Comentando as leituras do dia, o Decano falou primeiramente sobre a mensagem de amor de Deus, mensagem que se realiza plenamente em Jesus, vindo ao mundo para tornar presente o amor do Pai pelos homens. É um amor que se faz notar particularmente no contato com o sofrimento, a injustiça, a pobreza, com todas as fragilidades do homem, tanto físicas quanto morais.

“É este amor que impele os Pastores da Igreja a realizar a sua missão de serviço aos homens de todos os tempos, do serviço caritativo mais imediato até o serviço mais alto, o serviço de oferecer aos homens a luz do Evangelho e a força da graça.”

O cardeal falou ainda da mensagem de unidade. Segundo ressaltou, o Apóstolo São Paulo ensina que também todos os seres humanos devem colaborar para edificar a unidade da Igreja, porque para realizá-la é necessária "a colaboração de cada conexão, segundo a energia própria de cada membro" (Ef 4,16). “Todos nós, portanto, somos chamados a cooperar com o Sucessor de Pedro, fundamento visível de tal unidade eclesial.”
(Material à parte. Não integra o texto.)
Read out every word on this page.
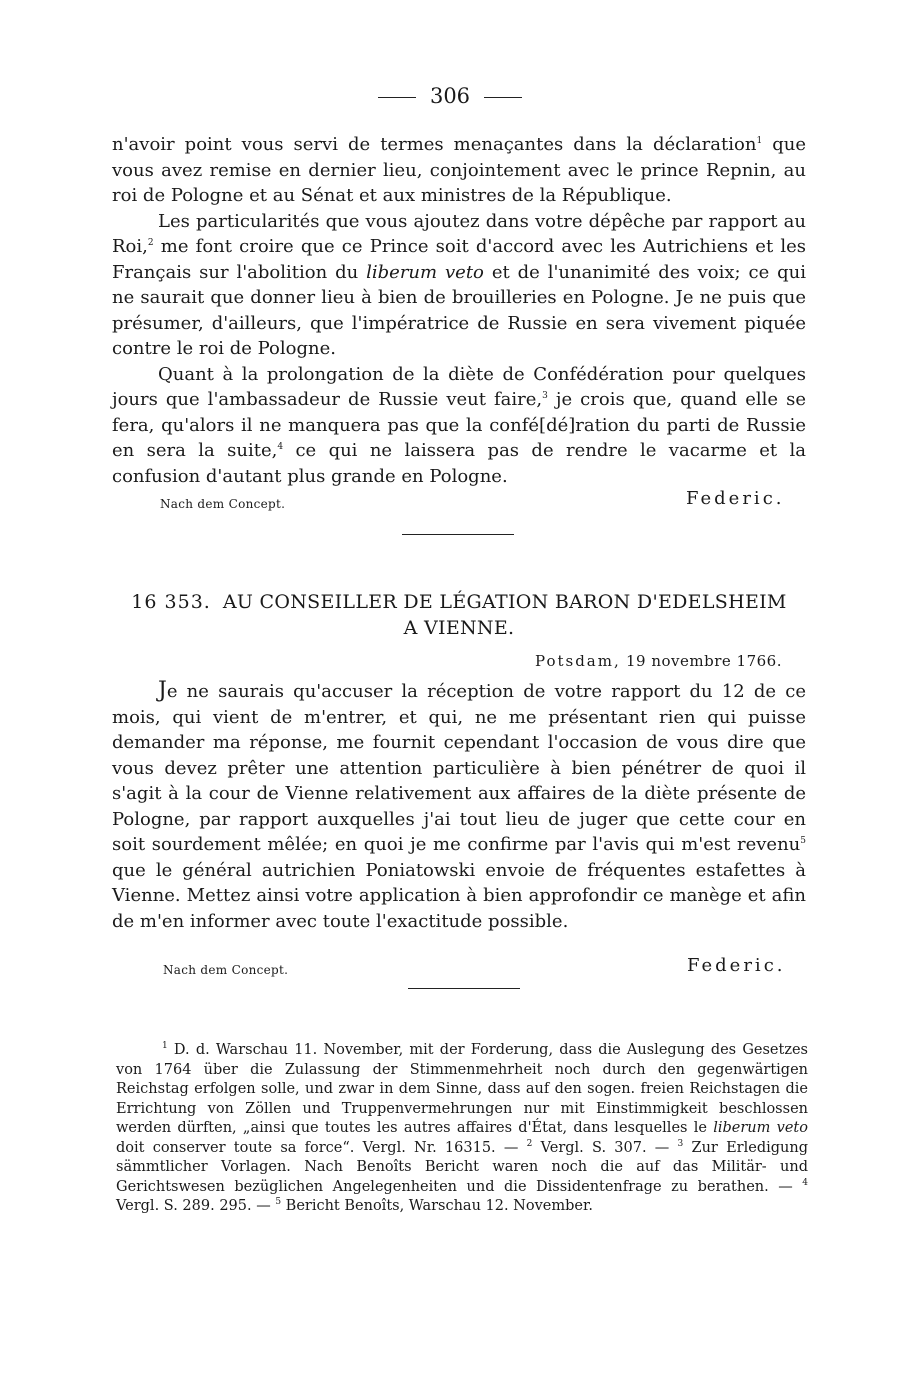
306

n'avoir point vous servi de termes menaçantes dans la déclaration$^1$ que vous avez remise en dernier lieu, conjointement avec le prince Repnin, au roi de Pologne et au Sénat et aux ministres de la République.

Les particularités que vous ajoutez dans votre dépêche par rapport au Roi,$^2$ me font croire que ce Prince soit d'accord avec les Autrichiens et les Français sur l'abolition du liberum veto et de l'unanimité des voix; ce qui ne saurait que donner lieu à bien de brouilleries en Pologne. Je ne puis que présumer, d'ailleurs, que l'impératrice de Russie en sera vivement piquée contre le roi de Pologne.

Quant à la prolongation de la diète de Confédération pour quelques jours que l'ambassadeur de Russie veut faire,$^3$ je crois que, quand elle se fera, qu'alors il ne manquera pas que la confé[dé]ration du parti de Russie en sera la suite,$^4$ ce qui ne laissera pas de rendre le vacarme et la confusion d'autant plus grande en Pologne.

Nach dem Concept.	Federic.
16 353. AU CONSEILLER DE LÉGATION BARON D'EDELSHEIM
A VIENNE.
Potsdam, 19 novembre 1766.

Je ne saurais qu'accuser la réception de votre rapport du 12 de ce mois, qui vient de m'entrer, et qui, ne me présentant rien qui puisse demander ma réponse, me fournit cependant l'occasion de vous dire que vous devez prêter une attention particulière à bien pénétrer de quoi il s'agit à la cour de Vienne relativement aux affaires de la diète présente de Pologne, par rapport auxquelles j'ai tout lieu de juger que cette cour en soit sourdement mêlée; en quoi je me confirme par l'avis qui m'est revenu$^5$ que le général autrichien Poniatowski envoie de fréquentes estafettes à Vienne. Mettez ainsi votre application à bien approfondir ce manège et afin de m'en informer avec toute l'exactitude possible.

Nach dem Concept.	Federic.
$^1$ D. d. Warschau 11. November, mit der Forderung, dass die Auslegung des Gesetzes von 1764 über die Zulassung der Stimmenmehrheit noch durch den gegenwärtigen Reichstag erfolgen solle, und zwar in dem Sinne, dass auf den sogen. freien Reichstagen die Errichtung von Zöllen und Truppenvermehrungen nur mit Einstimmigkeit beschlossen werden dürften, „ainsi que toutes les autres affaires d'État, dans lesquelles le liberum veto doit conserver toute sa force“. Vergl. Nr. 16315. — $^2$ Vergl. S. 307. — $^3$ Zur Erledigung sämmtlicher Vorlagen. Nach Benoîts Bericht waren noch die auf das Militär- und Gerichtswesen bezüglichen Angelegenheiten und die Dissidentenfrage zu berathen. — $^4$ Vergl. S. 289. 295. — $^5$ Bericht Benoîts, Warschau 12. November.
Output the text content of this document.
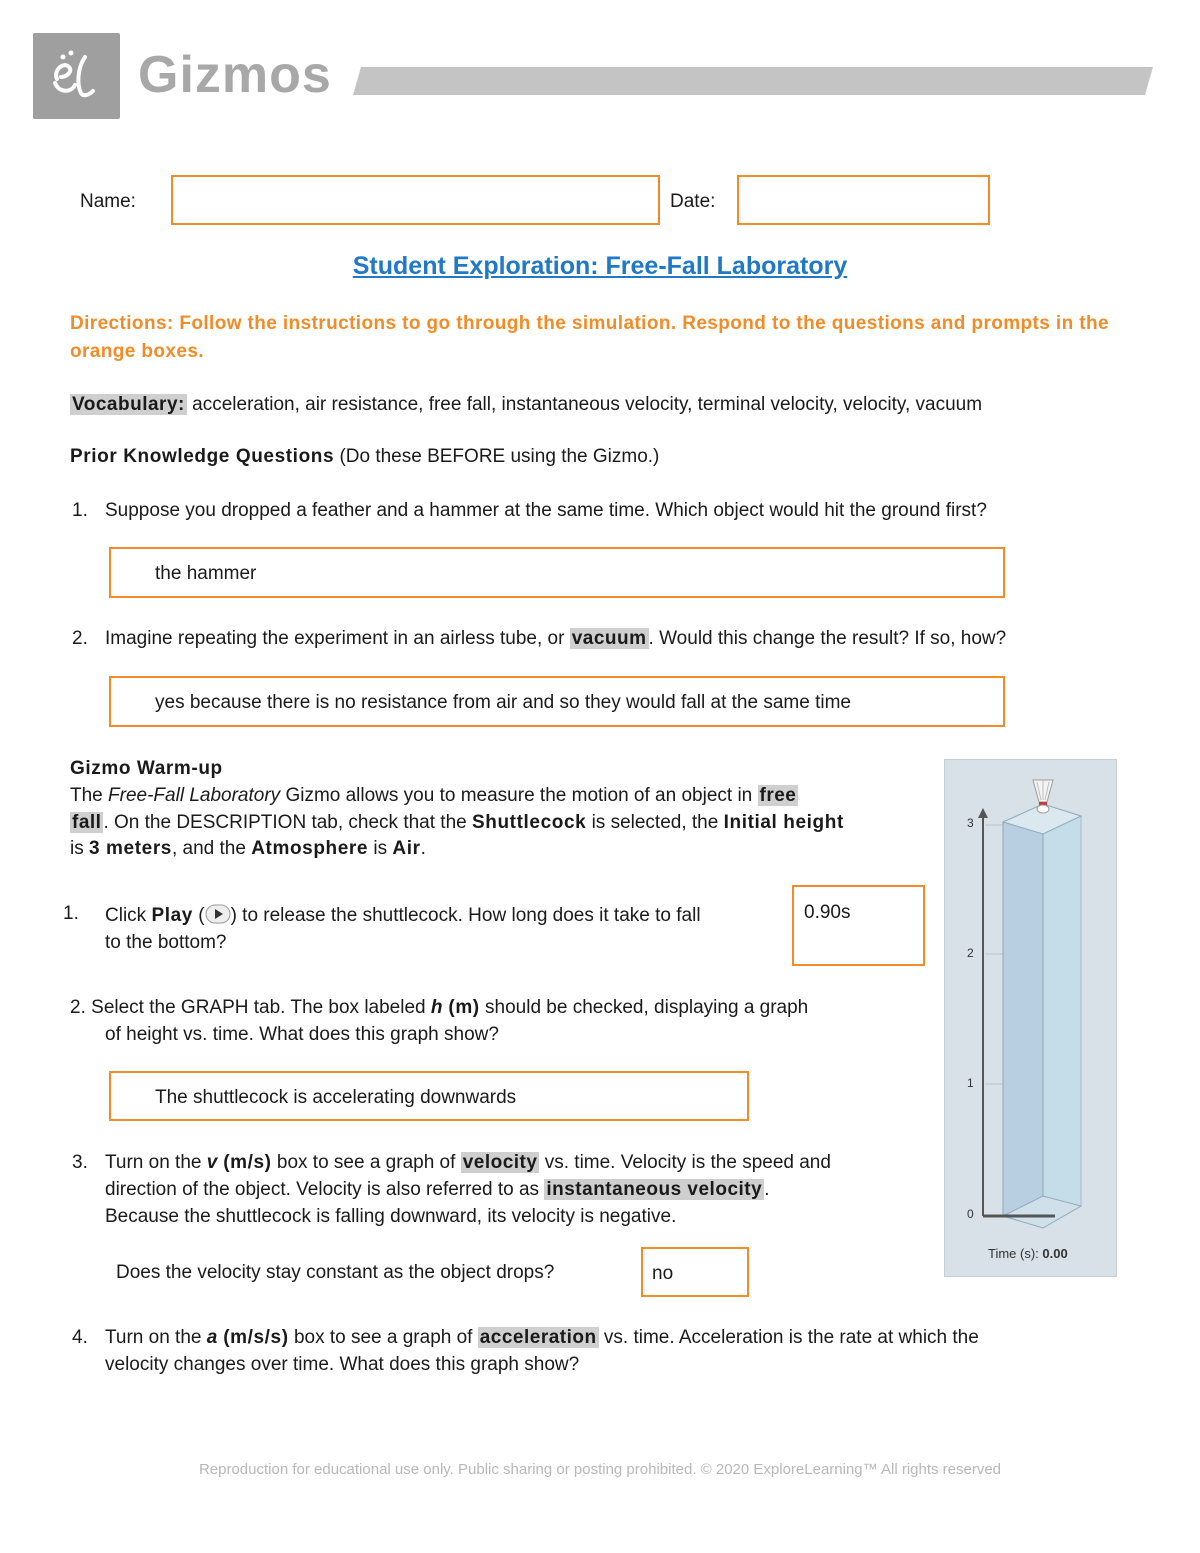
Gizmos
Name:	Date:
Student Exploration: Free-Fall Laboratory
Directions: Follow the instructions to go through the simulation. Respond to the questions and prompts in the orange boxes.
Vocabulary: acceleration, air resistance, free fall, instantaneous velocity, terminal velocity, velocity, vacuum
Prior Knowledge Questions (Do these BEFORE using the Gizmo.)
1. Suppose you dropped a feather and a hammer at the same time. Which object would hit the ground first?
the hammer
2. Imagine repeating the experiment in an airless tube, or vacuum . Would this change the result? If so, how?
yes because there is no resistance from air and so they would fall at the same time
Gizmo Warm-up
The Free-Fall Laboratory Gizmo allows you to measure the motion of an object in free
fall . On the DESCRIPTION tab, check that the Shuttlecock is selected, the Initial height
is 3 meters, and the Atmosphere is Air.
1. Click Play ( ) to release the shuttlecock. How long does it take to fall
to the bottom?
0.90s
2. Select the GRAPH tab. The box labeled h (m) should be checked, displaying a graph
of height vs. time. What does this graph show?
The shuttlecock is accelerating downwards
3. Turn on the v (m/s) box to see a graph of velocity vs. time. Velocity is the speed and
direction of the object. Velocity is also referred to as instantaneous velocity .
Because the shuttlecock is falling downward, its velocity is negative.
Does the velocity stay constant as the object drops?	no
4. Turn on the a (m/s/s) box to see a graph of acceleration vs. time. Acceleration is the rate at which the
velocity changes over time. What does this graph show?
3
2
1
0
Time (s): 0.00
Reproduction for educational use only. Public sharing or posting prohibited. © 2020 ExploreLearning™ All rights reserved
Essa cooperação levou o Decano a falar sobre a missão do Papa: a atitude fundamental de todo bom Pastor é dar a vida por suas ovelhas (cfr Jo 10,15). Isto vale, sobretudo, para o Sucessor de Pedro, Pastor da Igreja universal, porque quanto mais alto e mais universal é o ofício pastoral, tanto maior deve ser a caridade do Pastor.

E ao falar deste serviço de amor pela Igreja e pela humanidade inteira, recordou que os últimos Pontífices foram artífices de muitas iniciativas benéficas também para os povos e a comunidade internacional, promovendo sem cessar a justiça e a paz. “Rezemos para que o futuro Papa possa continuar esta incessante obra em nível mundial”, disse.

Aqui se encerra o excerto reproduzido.